Here are three reasons why our state’s people power attracts companies and investors from all over the world and makes bioscience products our state’s number one export.
1) We’re Smart
The Boulder MSA ranked No. 1 in the “2016 Bloomberg Brain Concentration Index.” The company ranked metro areas based on their per capita concentration of residents working in science, technology, and engineering occupations or who have science and engineering college degrees or post-graduate degrees. Boulder’s concentration of high-tech industries and numerous federal laboratories contributed to its high rank. San Jose, Calif. ranked second, followed by Ann Arbor, Mich.
- Colorado ranked seventh in life and physical scientists as a percentage of all occupations in 2012.
- Of Colorado’s adult population, more than 43 percent are college graduates
- The state also ranks fifth in the U.S. for the number of scientists and engineers (as a share of all occupations)
2) We Work Hard
Denver ranks as the 11th hardest-working city in the U.S., according to a recent WalletHub report. Additionally, the Consumer Technology Association named Colorado an “Innovation Champion” by the Consumer Technology Association in an assessment of all 50 states’ innovation and sustainability. States are evaluated on 10 indicators, including undergraduates earning STEM degrees and laws governing emerging new technologies. The composite score of each grade determines a state’s overall distinction, Innovation Champion (the highest ranking), Innovation Leader, Innovation Adopter, or Modest Innovator.
- Bioscience products are Colorado’s leading export, accounting for 17% of all exports in 2013 totaling $2.2 billion.

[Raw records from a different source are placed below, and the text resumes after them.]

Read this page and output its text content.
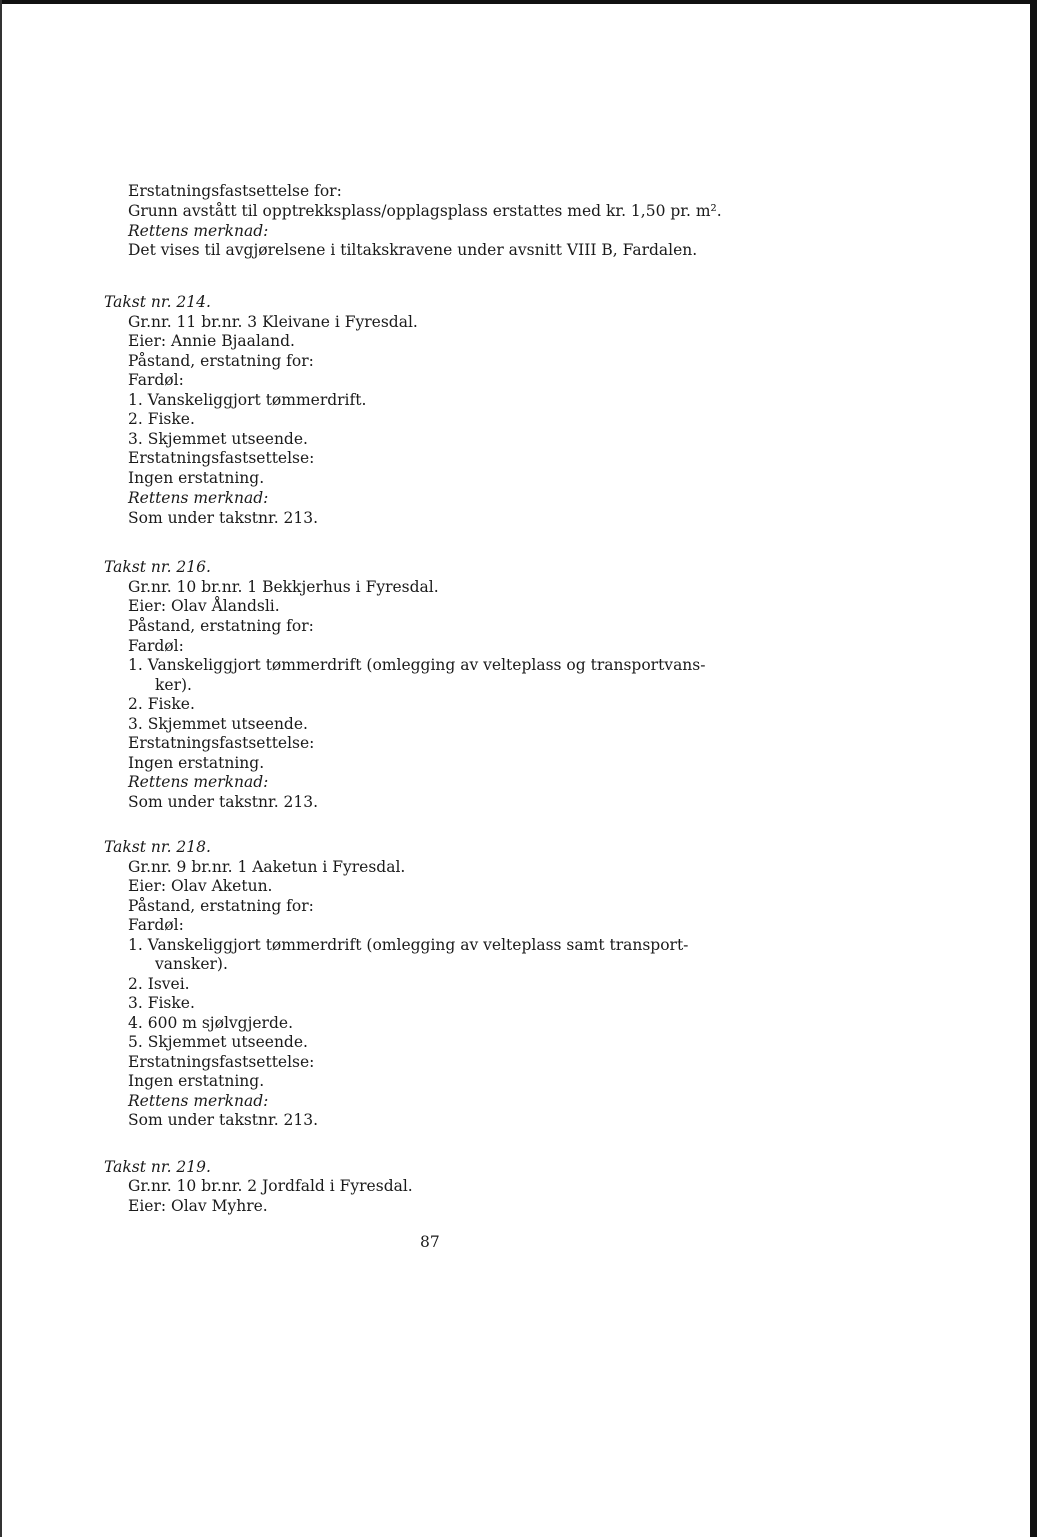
Erstatningsfastsettelse for:
Grunn avstått til opptrekksplass/opplagsplass erstattes med kr. 1,50 pr. m².
Rettens merknad:
Det vises til avgjørelsene i tiltakskravene under avsnitt VIII B, Fardalen.
Takst nr. 214.
Gr.nr. 11 br.nr. 3 Kleivane i Fyresdal.
Eier: Annie Bjaaland.
Påstand, erstatning for:
Fardøl:
1. Vanskeliggjort tømmerdrift.
2. Fiske.
3. Skjemmet utseende.
Erstatningsfastsettelse:
Ingen erstatning.
Rettens merknad:
Som under takstnr. 213.
Takst nr. 216.
Gr.nr. 10 br.nr. 1 Bekkjerhus i Fyresdal.
Eier: Olav Ålandsli.
Påstand, erstatning for:
Fardøl:
1. Vanskeliggjort tømmerdrift (omlegging av velteplass og transportvans-
ker).
2. Fiske.
3. Skjemmet utseende.
Erstatningsfastsettelse:
Ingen erstatning.
Rettens merknad:
Som under takstnr. 213.
Takst nr. 218.
Gr.nr. 9 br.nr. 1 Aaketun i Fyresdal.
Eier: Olav Aketun.
Påstand, erstatning for:
Fardøl:
1. Vanskeliggjort tømmerdrift (omlegging av velteplass samt transport-
vansker).
2. Isvei.
3. Fiske.
4. 600 m sjølvgjerde.
5. Skjemmet utseende.
Erstatningsfastsettelse:
Ingen erstatning.
Rettens merknad:
Som under takstnr. 213.
Takst nr. 219.
Gr.nr. 10 br.nr. 2 Jordfald i Fyresdal.
Eier: Olav Myhre.
87
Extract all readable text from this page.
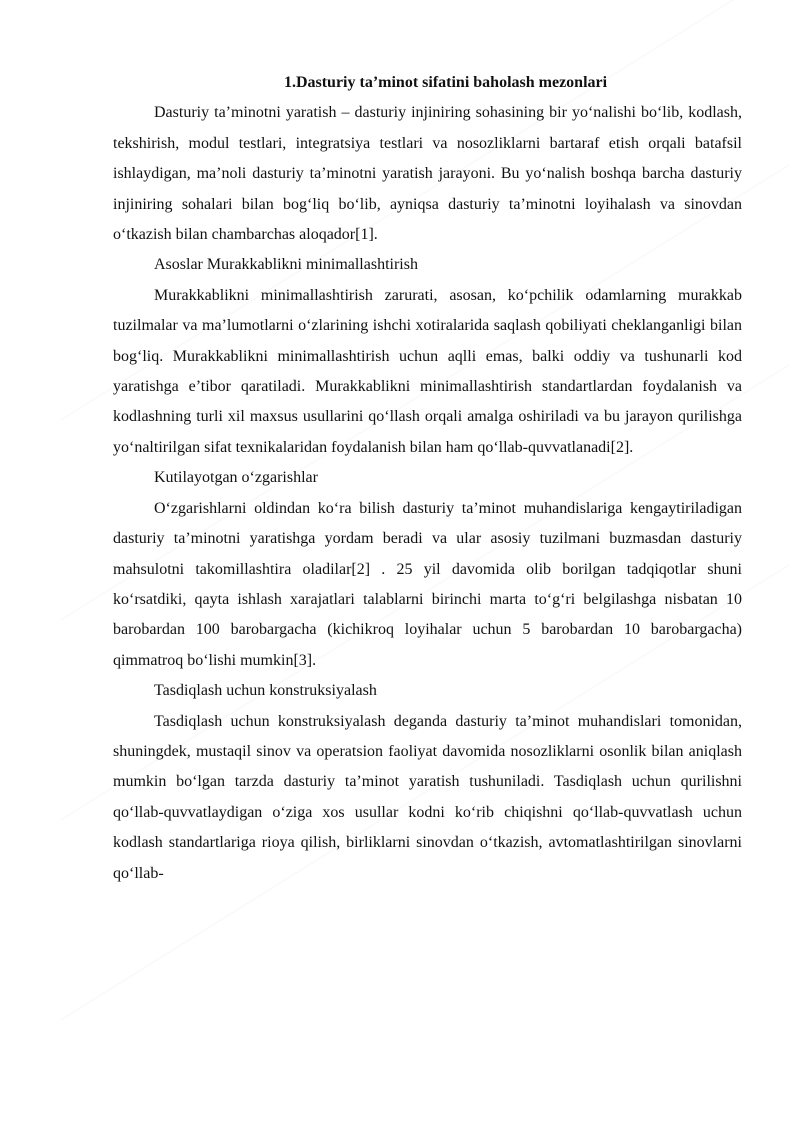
1.Dasturiy ta’minot sifatini baholash mezonlari

Dasturiy ta’minotni yaratish – dasturiy injiniring sohasining bir yo‘nalishi bo‘lib, kodlash, tekshirish, modul testlari, integratsiya testlari va nosozliklarni bartaraf etish orqali batafsil ishlaydigan, ma’noli dasturiy ta’minotni yaratish jarayoni. Bu yo‘nalish boshqa barcha dasturiy injiniring sohalari bilan bog‘liq bo‘lib, ayniqsa dasturiy ta’minotni loyihalash va sinovdan o‘tkazish bilan chambarchas aloqador[1].

Asoslar Murakkablikni minimallashtirish

Murakkablikni minimallashtirish zarurati, asosan, ko‘pchilik odamlarning murakkab tuzilmalar va ma’lumotlarni o‘zlarining ishchi xotiralarida saqlash qobiliyati cheklanganligi bilan bog‘liq. Murakkablikni minimallashtirish uchun aqlli emas, balki oddiy va tushunarli kod yaratishga e’tibor qaratiladi. Murakkablikni minimallashtirish standartlardan foydalanish va kodlashning turli xil maxsus usullarini qo‘llash orqali amalga oshiriladi va bu jarayon qurilishga yo‘naltirilgan sifat texnikalaridan foydalanish bilan ham qo‘llab-quvvatlanadi[2].

Kutilayotgan o‘zgarishlar

O‘zgarishlarni oldindan ko‘ra bilish dasturiy ta’minot muhandislariga kengaytiriladigan dasturiy ta’minotni yaratishga yordam beradi va ular asosiy tuzilmani buzmasdan dasturiy mahsulotni takomillashtira oladilar[2] . 25 yil davomida olib borilgan tadqiqotlar shuni ko‘rsatdiki, qayta ishlash xarajatlari talablarni birinchi marta to‘g‘ri belgilashga nisbatan 10 barobardan 100 barobargacha (kichikroq loyihalar uchun 5 barobardan 10 barobargacha) qimmatroq bo‘lishi mumkin[3].

Tasdiqlash uchun konstruksiyalash

Tasdiqlash uchun konstruksiyalash deganda dasturiy ta’minot muhandislari tomonidan, shuningdek, mustaqil sinov va operatsion faoliyat davomida nosozliklarni osonlik bilan aniqlash mumkin bo‘lgan tarzda dasturiy ta’minot yaratish tushuniladi. Tasdiqlash uchun qurilishni qo‘llab-quvvatlaydigan o‘ziga xos usullar kodni ko‘rib chiqishni qo‘llab-quvvatlash uchun kodlash standartlariga rioya qilish, birliklarni sinovdan o‘tkazish, avtomatlashtirilgan sinovlarni qo‘llab-
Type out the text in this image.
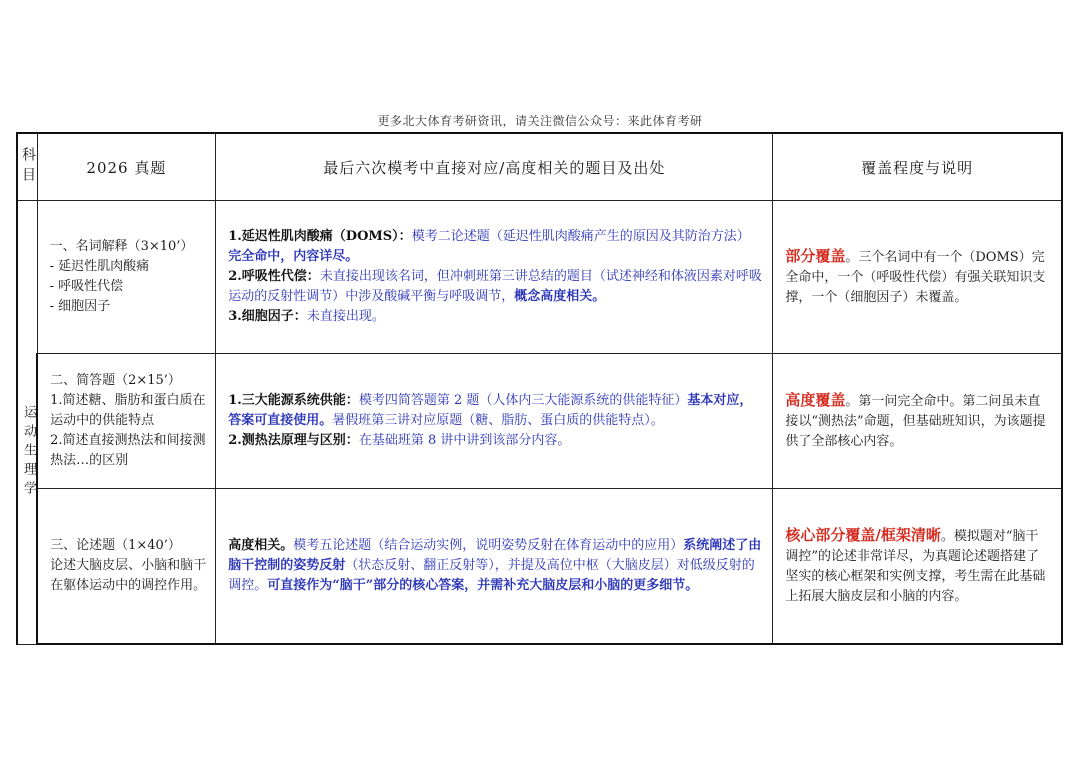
更多北大体育考研资讯，请关注微信公众号：来此体育考研
科目	2026 真题	最后六次模考中直接对应/高度相关的题目及出处	覆盖程度与说明

运动生理学	一、名词解释（3×10’）
- 延迟性肌肉酸痛
- 呼吸性代偿
- 细胞因子	1.延迟性肌肉酸痛（DOMS）：模考二论述题（延迟性肌肉酸痛产生的原因及其防治方法）完全命中，内容详尽。
2.呼吸性代偿：未直接出现该名词，但冲刺班第三讲总结的题目（试述神经和体液因素对呼吸运动的反射性调节）中涉及酸碱平衡与呼吸调节，概念高度相关。
3.细胞因子：未直接出现。	部分覆盖。三个名词中有一个（DOMS）完全命中，一个（呼吸性代偿）有强关联知识支撑，一个（细胞因子）未覆盖。

	二、简答题（2×15’）
1.简述糖、脂肪和蛋白质在运动中的供能特点
2.简述直接测热法和间接测热法…的区别	1.三大能源系统供能：模考四简答题第 2 题（人体内三大能源系统的供能特征）基本对应，答案可直接使用。暑假班第三讲对应原题（糖、脂肪、蛋白质的供能特点）。
2.测热法原理与区别：在基础班第 8 讲中讲到该部分内容。	高度覆盖。第一问完全命中。第二问虽未直接以“测热法”命题，但基础班知识，为该题提供了全部核心内容。

	三、论述题（1×40’）
论述大脑皮层、小脑和脑干在躯体运动中的调控作用。	高度相关。模考五论述题（结合运动实例，说明姿势反射在体育运动中的应用）系统阐述了由脑干控制的姿势反射（状态反射、翻正反射等），并提及高位中枢（大脑皮层）对低级反射的调控。可直接作为“脑干”部分的核心答案，并需补充大脑皮层和小脑的更多细节。	核心部分覆盖/框架清晰。模拟题对“脑干调控”的论述非常详尽，为真题论述题搭建了坚实的核心框架和实例支撑，考生需在此基础上拓展大脑皮层和小脑的内容。
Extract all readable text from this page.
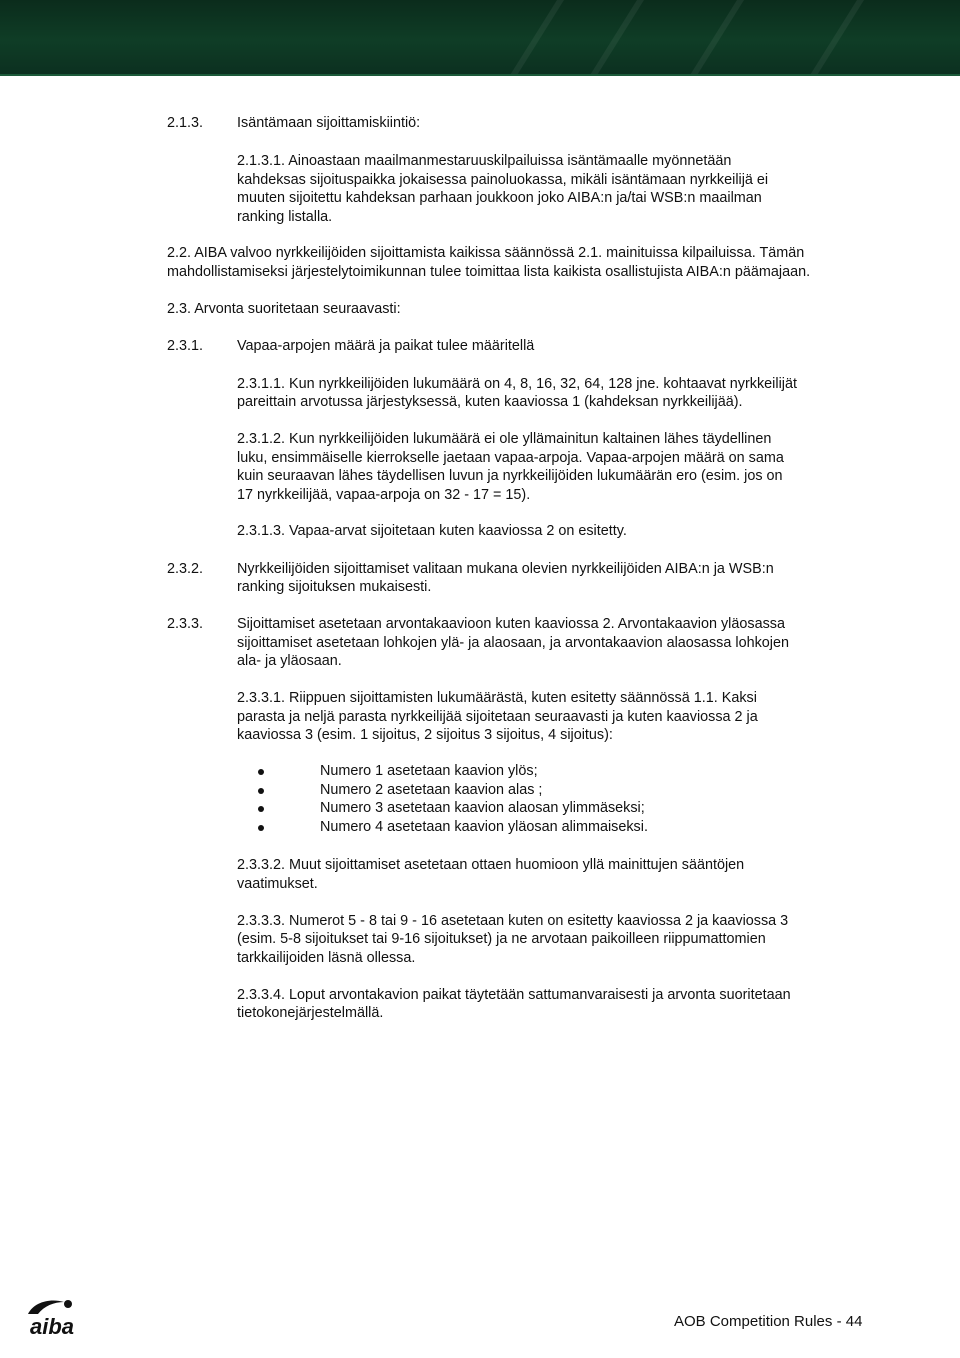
2.1.3. Isäntämaan sijoittamiskiintiö:
2.1.3.1. Ainoastaan maailmanmestaruuskilpailuissa isäntämaalle myönnetään
kahdeksas sijoituspaikka jokaisessa painoluokassa, mikäli isäntämaan nyrkkeilijä ei
muuten sijoitettu kahdeksan parhaan joukkoon joko AIBA:n ja/tai WSB:n maailman
ranking listalla.
2.2. AIBA valvoo nyrkkeilijöiden sijoittamista kaikissa säännössä 2.1. mainituissa kilpailuissa. Tämän
mahdollistamiseksi järjestelytoimikunnan tulee toimittaa lista kaikista osallistujista AIBA:n päämajaan.
2.3. Arvonta suoritetaan seuraavasti:
2.3.1. Vapaa-arpojen määrä ja paikat tulee määritellä
2.3.1.1. Kun nyrkkeilijöiden lukumäärä on 4, 8, 16, 32, 64, 128 jne. kohtaavat nyrkkeilijät
pareittain arvotussa järjestyksessä, kuten kaaviossa 1 (kahdeksan nyrkkeilijää).
2.3.1.2. Kun nyrkkeilijöiden lukumäärä ei ole yllämainitun kaltainen lähes täydellinen
luku, ensimmäiselle kierrokselle jaetaan vapaa-arpoja. Vapaa-arpojen määrä on sama
kuin seuraavan lähes täydellisen luvun ja nyrkkeilijöiden lukumäärän ero (esim. jos on
17 nyrkkeilijää, vapaa-arpoja on 32 - 17 = 15).
2.3.1.3. Vapaa-arvat sijoitetaan kuten kaaviossa 2 on esitetty.
2.3.2. Nyrkkeilijöiden sijoittamiset valitaan mukana olevien nyrkkeilijöiden AIBA:n ja WSB:n
ranking sijoituksen mukaisesti.
2.3.3. Sijoittamiset asetetaan arvontakaavioon kuten kaaviossa 2. Arvontakaavion yläosassa
sijoittamiset asetetaan lohkojen ylä- ja alaosaan, ja arvontakaavion alaosassa lohkojen
ala- ja yläosaan.
2.3.3.1. Riippuen sijoittamisten lukumäärästä, kuten esitetty säännössä 1.1. Kaksi
parasta ja neljä parasta nyrkkeilijää sijoitetaan seuraavasti ja kuten kaaviossa 2 ja
kaaviossa 3 (esim. 1 sijoitus, 2 sijoitus 3 sijoitus, 4 sijoitus):
Numero 1 asetetaan kaavion ylös;
Numero 2 asetetaan kaavion alas ;
Numero 3 asetetaan kaavion alaosan ylimmäseksi;
Numero 4 asetetaan kaavion yläosan alimmaiseksi.
2.3.3.2. Muut sijoittamiset asetetaan ottaen huomioon yllä mainittujen sääntöjen
vaatimukset.
2.3.3.3. Numerot 5 - 8 tai 9 - 16 asetetaan kuten on esitetty kaaviossa 2 ja kaaviossa 3
(esim. 5-8 sijoitukset tai 9-16 sijoitukset) ja ne arvotaan paikoilleen riippumattomien
tarkkailijoiden läsnä ollessa.
2.3.3.4. Loput arvontakavion paikat täytetään sattumanvaraisesti ja arvonta suoritetaan
tietokonejärjestelmällä.
aiba	AOB Competition Rules - 44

- State inventors have been issued 2,931 patents in bioscience related technologies since 2012.
3) We’re Happy
U.S. News & World Report ranked Denver No. 2 on its latest annual list of the best places to live in the U.S. The same list names Colorado Springs No. 11. To compile the list, U.S. News & World Report selected the nation’s 100 largest metro areas by population and ranked them based on value of living, quality of life, job market health, desire to live there, and net migration. Additionally, Livability named seven Colorado cities to its 2016 “Top 100 Best Places to Live” list. Rankings include:
- Boulder: #5
- Fort Collins: #13
- Longmont: #23
- Littleton: #24
- Lakewood: #26
- Lafayette: #44
Colorado also ranked No. 5 on the list of the happiest, healthiest states, according to a report from Gallup-Healthways. The rankings were based on interviews of more than 177,000 adults in 50 states. The well-being scores were based on the participants’ answers to questions that pertained to different aspects of well-being such as social relationships, sense of purpose, financial lives, physical health, and community involvement.
Our smart, hard-working and happy workforce supports a thriving bioscience sector in our state. An estimated 725 bioscience companies call Colorado home, employing 30,000 people in the sector, including agricultural, biotechnology, diagnostic, digital health, medical device, and pharmaceutical companies. The state’s bioscience industry creates more than 159,00 direct and indirect jobs.